Turkey to deport alleged Islamic State 'Beatle' Aine Davis to Britain

Aine Davis (left), is believed to have been part of the Islamic State execution cell dubbed 'The Beatles.' Credit: Metropolitan Police/PA Archive/PA Images

A British man who is alleged to have been part of an Islamic State execution cell dubbed ‘The Beatles’ is due to be returned to the UK after officials in Turkey confirmed he is no longer in custody there. Aine Davis is accused of being a member of the gang of Londoners responsible for kidnapping ISIS hostages in Syria, beheading some victims on camera before posting the videos online.

Authorities in Turkey have confirmed to ITV News that Davis has been released from a maximum-security prison in Ankara after serving his seven-and-a-half-year sentence for being a member of ISIS.

Labelled the ‘fourth Beatle,' Davis is thought to have been scheduled for deportation to the UK following his release, but it is unclear whether he has yet been transferred to the UK.

Aine Davis (bottom row, second from right).

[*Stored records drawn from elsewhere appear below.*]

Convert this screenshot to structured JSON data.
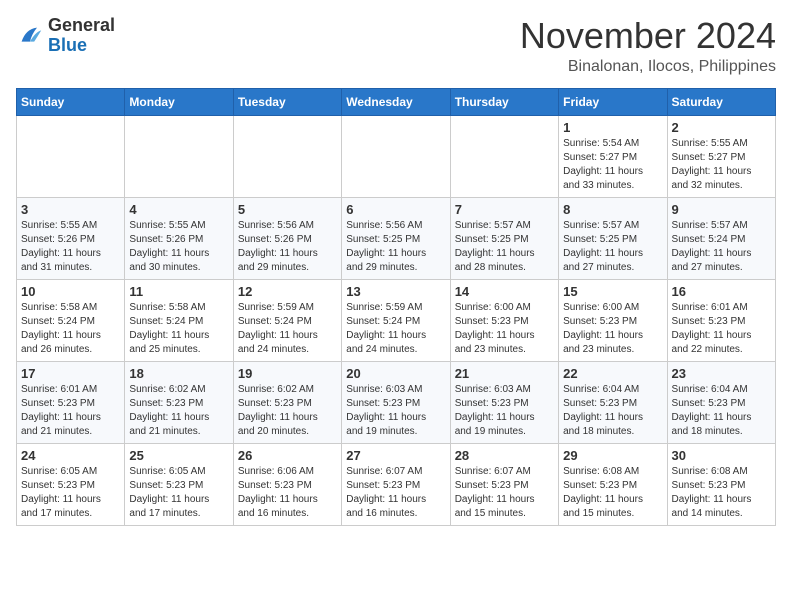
{
  "header": {
    "logo": {
      "general": "General",
      "blue": "Blue"
    },
    "title": "November 2024",
    "subtitle": "Binalonan, Ilocos, Philippines"
  },
  "weekdays": [
    "Sunday",
    "Monday",
    "Tuesday",
    "Wednesday",
    "Thursday",
    "Friday",
    "Saturday"
  ],
  "weeks": [
    [
      {
        "day": "",
        "info": ""
      },
      {
        "day": "",
        "info": ""
      },
      {
        "day": "",
        "info": ""
      },
      {
        "day": "",
        "info": ""
      },
      {
        "day": "",
        "info": ""
      },
      {
        "day": "1",
        "info": "Sunrise: 5:54 AM\nSunset: 5:27 PM\nDaylight: 11 hours\nand 33 minutes."
      },
      {
        "day": "2",
        "info": "Sunrise: 5:55 AM\nSunset: 5:27 PM\nDaylight: 11 hours\nand 32 minutes."
      }
    ],
    [
      {
        "day": "3",
        "info": "Sunrise: 5:55 AM\nSunset: 5:26 PM\nDaylight: 11 hours\nand 31 minutes."
      },
      {
        "day": "4",
        "info": "Sunrise: 5:55 AM\nSunset: 5:26 PM\nDaylight: 11 hours\nand 30 minutes."
      },
      {
        "day": "5",
        "info": "Sunrise: 5:56 AM\nSunset: 5:26 PM\nDaylight: 11 hours\nand 29 minutes."
      },
      {
        "day": "6",
        "info": "Sunrise: 5:56 AM\nSunset: 5:25 PM\nDaylight: 11 hours\nand 29 minutes."
      },
      {
        "day": "7",
        "info": "Sunrise: 5:57 AM\nSunset: 5:25 PM\nDaylight: 11 hours\nand 28 minutes."
      },
      {
        "day": "8",
        "info": "Sunrise: 5:57 AM\nSunset: 5:25 PM\nDaylight: 11 hours\nand 27 minutes."
      },
      {
        "day": "9",
        "info": "Sunrise: 5:57 AM\nSunset: 5:24 PM\nDaylight: 11 hours\nand 27 minutes."
      }
    ],
    [
      {
        "day": "10",
        "info": "Sunrise: 5:58 AM\nSunset: 5:24 PM\nDaylight: 11 hours\nand 26 minutes."
      },
      {
        "day": "11",
        "info": "Sunrise: 5:58 AM\nSunset: 5:24 PM\nDaylight: 11 hours\nand 25 minutes."
      },
      {
        "day": "12",
        "info": "Sunrise: 5:59 AM\nSunset: 5:24 PM\nDaylight: 11 hours\nand 24 minutes."
      },
      {
        "day": "13",
        "info": "Sunrise: 5:59 AM\nSunset: 5:24 PM\nDaylight: 11 hours\nand 24 minutes."
      },
      {
        "day": "14",
        "info": "Sunrise: 6:00 AM\nSunset: 5:23 PM\nDaylight: 11 hours\nand 23 minutes."
      },
      {
        "day": "15",
        "info": "Sunrise: 6:00 AM\nSunset: 5:23 PM\nDaylight: 11 hours\nand 23 minutes."
      },
      {
        "day": "16",
        "info": "Sunrise: 6:01 AM\nSunset: 5:23 PM\nDaylight: 11 hours\nand 22 minutes."
      }
    ],
    [
      {
        "day": "17",
        "info": "Sunrise: 6:01 AM\nSunset: 5:23 PM\nDaylight: 11 hours\nand 21 minutes."
      },
      {
        "day": "18",
        "info": "Sunrise: 6:02 AM\nSunset: 5:23 PM\nDaylight: 11 hours\nand 21 minutes."
      },
      {
        "day": "19",
        "info": "Sunrise: 6:02 AM\nSunset: 5:23 PM\nDaylight: 11 hours\nand 20 minutes."
      },
      {
        "day": "20",
        "info": "Sunrise: 6:03 AM\nSunset: 5:23 PM\nDaylight: 11 hours\nand 19 minutes."
      },
      {
        "day": "21",
        "info": "Sunrise: 6:03 AM\nSunset: 5:23 PM\nDaylight: 11 hours\nand 19 minutes."
      },
      {
        "day": "22",
        "info": "Sunrise: 6:04 AM\nSunset: 5:23 PM\nDaylight: 11 hours\nand 18 minutes."
      },
      {
        "day": "23",
        "info": "Sunrise: 6:04 AM\nSunset: 5:23 PM\nDaylight: 11 hours\nand 18 minutes."
      }
    ],
    [
      {
        "day": "24",
        "info": "Sunrise: 6:05 AM\nSunset: 5:23 PM\nDaylight: 11 hours\nand 17 minutes."
      },
      {
        "day": "25",
        "info": "Sunrise: 6:05 AM\nSunset: 5:23 PM\nDaylight: 11 hours\nand 17 minutes."
      },
      {
        "day": "26",
        "info": "Sunrise: 6:06 AM\nSunset: 5:23 PM\nDaylight: 11 hours\nand 16 minutes."
      },
      {
        "day": "27",
        "info": "Sunrise: 6:07 AM\nSunset: 5:23 PM\nDaylight: 11 hours\nand 16 minutes."
      },
      {
        "day": "28",
        "info": "Sunrise: 6:07 AM\nSunset: 5:23 PM\nDaylight: 11 hours\nand 15 minutes."
      },
      {
        "day": "29",
        "info": "Sunrise: 6:08 AM\nSunset: 5:23 PM\nDaylight: 11 hours\nand 15 minutes."
      },
      {
        "day": "30",
        "info": "Sunrise: 6:08 AM\nSunset: 5:23 PM\nDaylight: 11 hours\nand 14 minutes."
      }
    ]
  ]
}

Credit: Metropolitan Police/PA Archive/PA Images

Officials have been exploring ways to monitor Davis within the community. It is not known whether he will face charges in what would be the unique case of a British ISIS fighter who travelled to Syria returning to Britain having served time for the offence in a third country. Despite his conviction for membership of the terror group in Turkey, he has always denied the specific allegation of being part of the four-men cell which included Mohammed Emwazi, the British executioner known as Jihadi John.

Western hostages named their captors ‘The Beatles’ because of their British accents. The gang’s victims included journalists and aid workers, such as British men David Haines and Alan Henning. Davis’ identify was first revealed as part of an ITV News investigation into the kidnap cell in 2016. Davis admitted that he attended the same mosque as Emwazi in west London, but he denied being part of the kidnap gang once they travelled to Syria. Emwazi was killed by a drone strike in November 2015 - the day Davis was arrested by Turkish police.

Two other members of the cell, Alexanda Kotey and El Shafee Elsheikh were transferred to the United States in 2019, where they are now serving prison sentences.

Kotey has told interrogators in the US that although Davis visited his house for lunch while in Syria, he had no direct involvement in the hostage-keeping operation.